Sulm is pushing for compliance with the minimum quality standards defined by the SGM, so that the security risk when accessing certificates through antibody detection remains “calculable”. In fact, however, this will not succeed comprehensively, since the resources are lacking to monitor compliance with these standards. According to its own statements, it fears that the quality standards of in-vitro diagnostics will be undermined if these tests are used more and more widely without being able to provide differentiated expert advice on the statement of the result.

Despite criticism, the antibody tests have already become a business. According to Adrian Egli, however, there is no gold rush mood as with the antigen rapid tests. “There are also a few colleagues who tend to promote antibody testing with technically questionable statements. The head of a Basel private laboratory is quoted in the media as saying that senior citizens should have their antibody titer measured before the booster because the booster could be dangerous for people with a high titer. This unsettles and harms the credibility of the industry,” criticizes Sulm President Walter. Reputable laboratory medicine is needed that offers society and patients added value. The current development cannot keep up with this ethical claim.

Can we make statements about the protection?

Does the antibody test and thus the certificate say anything about how well someone is protected against corona? This question applies to both those who have recovered and those who have been vaccinated. There are more and more studies and experts who are making statements about the amounts of antibodies from which there is protection against another disease or infection. A laboratory surveyed by the NZZ assumes that at values ​​of over 500 BAU/ml an almost secure protection can be assumed. And refers to scientific publications from France and Finland.

Andreas Bobrowski, Chairman of the Board of the Professional Association of German Laboratory Doctors, has already commented specifically on this in the German media. He assumes that with a value below 21 BAU/ml you have no immune protection, but with over 44 you do. In between there is a gray area, he said in an interview with “Focus”. Bobrowski says a person with a BAU score above 1000 can be assumed to be fully protected. It is not yet possible to say whether this also applies to 30 or 40 BAU. According to the article, Bobrowski advises patients with a value above 1000 against a third vaccination.

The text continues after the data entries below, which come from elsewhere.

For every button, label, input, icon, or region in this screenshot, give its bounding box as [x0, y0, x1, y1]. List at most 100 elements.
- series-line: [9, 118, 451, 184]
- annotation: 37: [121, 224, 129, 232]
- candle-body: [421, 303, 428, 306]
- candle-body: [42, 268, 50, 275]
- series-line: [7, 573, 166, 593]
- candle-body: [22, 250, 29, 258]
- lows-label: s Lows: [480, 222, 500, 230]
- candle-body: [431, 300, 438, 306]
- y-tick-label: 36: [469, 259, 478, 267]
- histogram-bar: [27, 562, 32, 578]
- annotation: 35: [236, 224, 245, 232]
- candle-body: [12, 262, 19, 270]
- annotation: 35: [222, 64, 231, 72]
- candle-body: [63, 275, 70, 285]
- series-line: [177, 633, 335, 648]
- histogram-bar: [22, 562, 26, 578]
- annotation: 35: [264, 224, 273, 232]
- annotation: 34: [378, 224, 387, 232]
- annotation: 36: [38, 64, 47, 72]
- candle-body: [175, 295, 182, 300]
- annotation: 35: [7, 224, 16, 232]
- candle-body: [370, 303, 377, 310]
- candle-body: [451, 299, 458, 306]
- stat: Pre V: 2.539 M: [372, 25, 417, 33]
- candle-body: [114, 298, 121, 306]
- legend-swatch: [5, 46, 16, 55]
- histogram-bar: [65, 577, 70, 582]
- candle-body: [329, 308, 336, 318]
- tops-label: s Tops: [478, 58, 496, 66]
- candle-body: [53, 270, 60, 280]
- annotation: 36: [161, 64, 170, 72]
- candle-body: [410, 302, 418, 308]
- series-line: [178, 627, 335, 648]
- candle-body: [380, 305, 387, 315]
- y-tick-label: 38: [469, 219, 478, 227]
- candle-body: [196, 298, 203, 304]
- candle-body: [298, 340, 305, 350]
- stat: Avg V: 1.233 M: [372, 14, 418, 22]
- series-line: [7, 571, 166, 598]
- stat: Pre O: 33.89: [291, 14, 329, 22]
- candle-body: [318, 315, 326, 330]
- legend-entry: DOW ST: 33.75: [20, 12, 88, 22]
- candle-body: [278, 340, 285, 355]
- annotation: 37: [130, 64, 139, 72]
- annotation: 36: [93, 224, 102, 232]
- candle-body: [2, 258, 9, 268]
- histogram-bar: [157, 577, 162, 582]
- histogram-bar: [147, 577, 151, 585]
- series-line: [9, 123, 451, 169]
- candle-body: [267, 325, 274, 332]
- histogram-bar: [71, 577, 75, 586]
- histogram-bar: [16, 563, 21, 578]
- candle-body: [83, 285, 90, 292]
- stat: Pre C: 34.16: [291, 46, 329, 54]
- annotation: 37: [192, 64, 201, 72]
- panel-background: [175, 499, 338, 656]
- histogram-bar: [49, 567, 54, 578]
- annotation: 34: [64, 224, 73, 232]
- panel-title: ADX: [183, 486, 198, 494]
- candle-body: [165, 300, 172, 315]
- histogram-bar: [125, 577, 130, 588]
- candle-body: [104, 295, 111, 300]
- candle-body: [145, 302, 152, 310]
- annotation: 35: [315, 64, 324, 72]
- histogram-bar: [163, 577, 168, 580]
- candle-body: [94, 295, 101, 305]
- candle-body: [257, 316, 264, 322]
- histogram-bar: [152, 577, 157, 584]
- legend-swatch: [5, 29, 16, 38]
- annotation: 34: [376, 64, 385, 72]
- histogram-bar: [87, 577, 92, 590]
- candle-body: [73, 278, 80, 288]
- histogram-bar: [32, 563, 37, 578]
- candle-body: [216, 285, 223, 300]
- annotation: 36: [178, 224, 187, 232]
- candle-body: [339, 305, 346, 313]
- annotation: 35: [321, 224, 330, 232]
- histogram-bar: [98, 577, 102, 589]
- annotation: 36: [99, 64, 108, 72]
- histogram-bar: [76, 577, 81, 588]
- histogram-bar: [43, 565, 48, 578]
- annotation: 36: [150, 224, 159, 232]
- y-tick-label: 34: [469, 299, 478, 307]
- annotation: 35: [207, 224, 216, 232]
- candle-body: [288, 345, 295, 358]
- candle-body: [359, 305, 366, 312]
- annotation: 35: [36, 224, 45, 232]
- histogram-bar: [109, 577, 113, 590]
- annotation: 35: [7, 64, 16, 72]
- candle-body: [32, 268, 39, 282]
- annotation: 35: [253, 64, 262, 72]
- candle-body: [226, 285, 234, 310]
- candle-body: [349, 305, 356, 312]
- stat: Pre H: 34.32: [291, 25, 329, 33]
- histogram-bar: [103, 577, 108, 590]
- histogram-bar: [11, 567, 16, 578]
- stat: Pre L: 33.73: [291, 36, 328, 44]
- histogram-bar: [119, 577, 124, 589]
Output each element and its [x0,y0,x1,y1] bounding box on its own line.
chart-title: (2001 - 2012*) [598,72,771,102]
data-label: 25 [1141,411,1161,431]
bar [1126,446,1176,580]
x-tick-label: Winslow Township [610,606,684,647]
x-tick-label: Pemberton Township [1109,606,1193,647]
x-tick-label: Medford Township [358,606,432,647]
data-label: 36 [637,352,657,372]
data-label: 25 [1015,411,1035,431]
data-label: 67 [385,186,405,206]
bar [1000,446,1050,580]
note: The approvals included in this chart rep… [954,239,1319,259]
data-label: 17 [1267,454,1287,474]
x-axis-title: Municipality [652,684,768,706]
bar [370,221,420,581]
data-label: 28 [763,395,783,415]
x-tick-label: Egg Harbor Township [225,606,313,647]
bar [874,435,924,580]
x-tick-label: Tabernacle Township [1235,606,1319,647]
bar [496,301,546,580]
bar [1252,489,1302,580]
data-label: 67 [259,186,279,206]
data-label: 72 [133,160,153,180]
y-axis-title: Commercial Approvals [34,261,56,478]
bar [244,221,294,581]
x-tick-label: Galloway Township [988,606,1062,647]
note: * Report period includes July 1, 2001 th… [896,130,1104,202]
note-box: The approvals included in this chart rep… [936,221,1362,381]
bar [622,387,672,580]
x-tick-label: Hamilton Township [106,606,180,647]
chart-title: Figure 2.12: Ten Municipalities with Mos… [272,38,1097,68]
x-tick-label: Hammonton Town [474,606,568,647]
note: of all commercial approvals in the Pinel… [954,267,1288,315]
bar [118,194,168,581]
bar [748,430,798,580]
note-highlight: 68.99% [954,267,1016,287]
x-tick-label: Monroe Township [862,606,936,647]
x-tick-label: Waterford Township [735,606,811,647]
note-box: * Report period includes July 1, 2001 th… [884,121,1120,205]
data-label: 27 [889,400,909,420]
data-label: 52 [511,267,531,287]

The BAG, Sulm and SGM explain that a positive test result in an antibody test only shows that someone has come into contact with the virus. “The certificate says nothing about the protection,” explains Egli, “there is a misunderstanding that a positive antibody test is completely protected. This is a misconception. You are probably already protected from a severe course, but not from an infection – just like the vaccinated.” We still know little. The numbers per se would not say much. It is unclear from what level of antibodies a person is considered protected, as this also depends on many personal factors such as age and underlying disease.

According to Sulm President Walter, which limit value is still protective must also be defined separately for each test system. He says that the discussion about protection through certificates with “positive/negative” and thus “protected / not protected” is being oversimplified. There are many misunderstandings about test interpretations, which laypeople can hardly understand, and therefore the antibody test cannot be part of a mass-market concept.

In the future, will antibody values ​​be decisive for obtaining a certificate if the test methods are comparable? We still know little about what the antibody tests say. It is not yet possible to say how protected those who have recovered and those who have been vaccinated are. At the current state of knowledge, the certificate can actually only identify those who are protected from a severe course. However, many who have a certificate can be infected.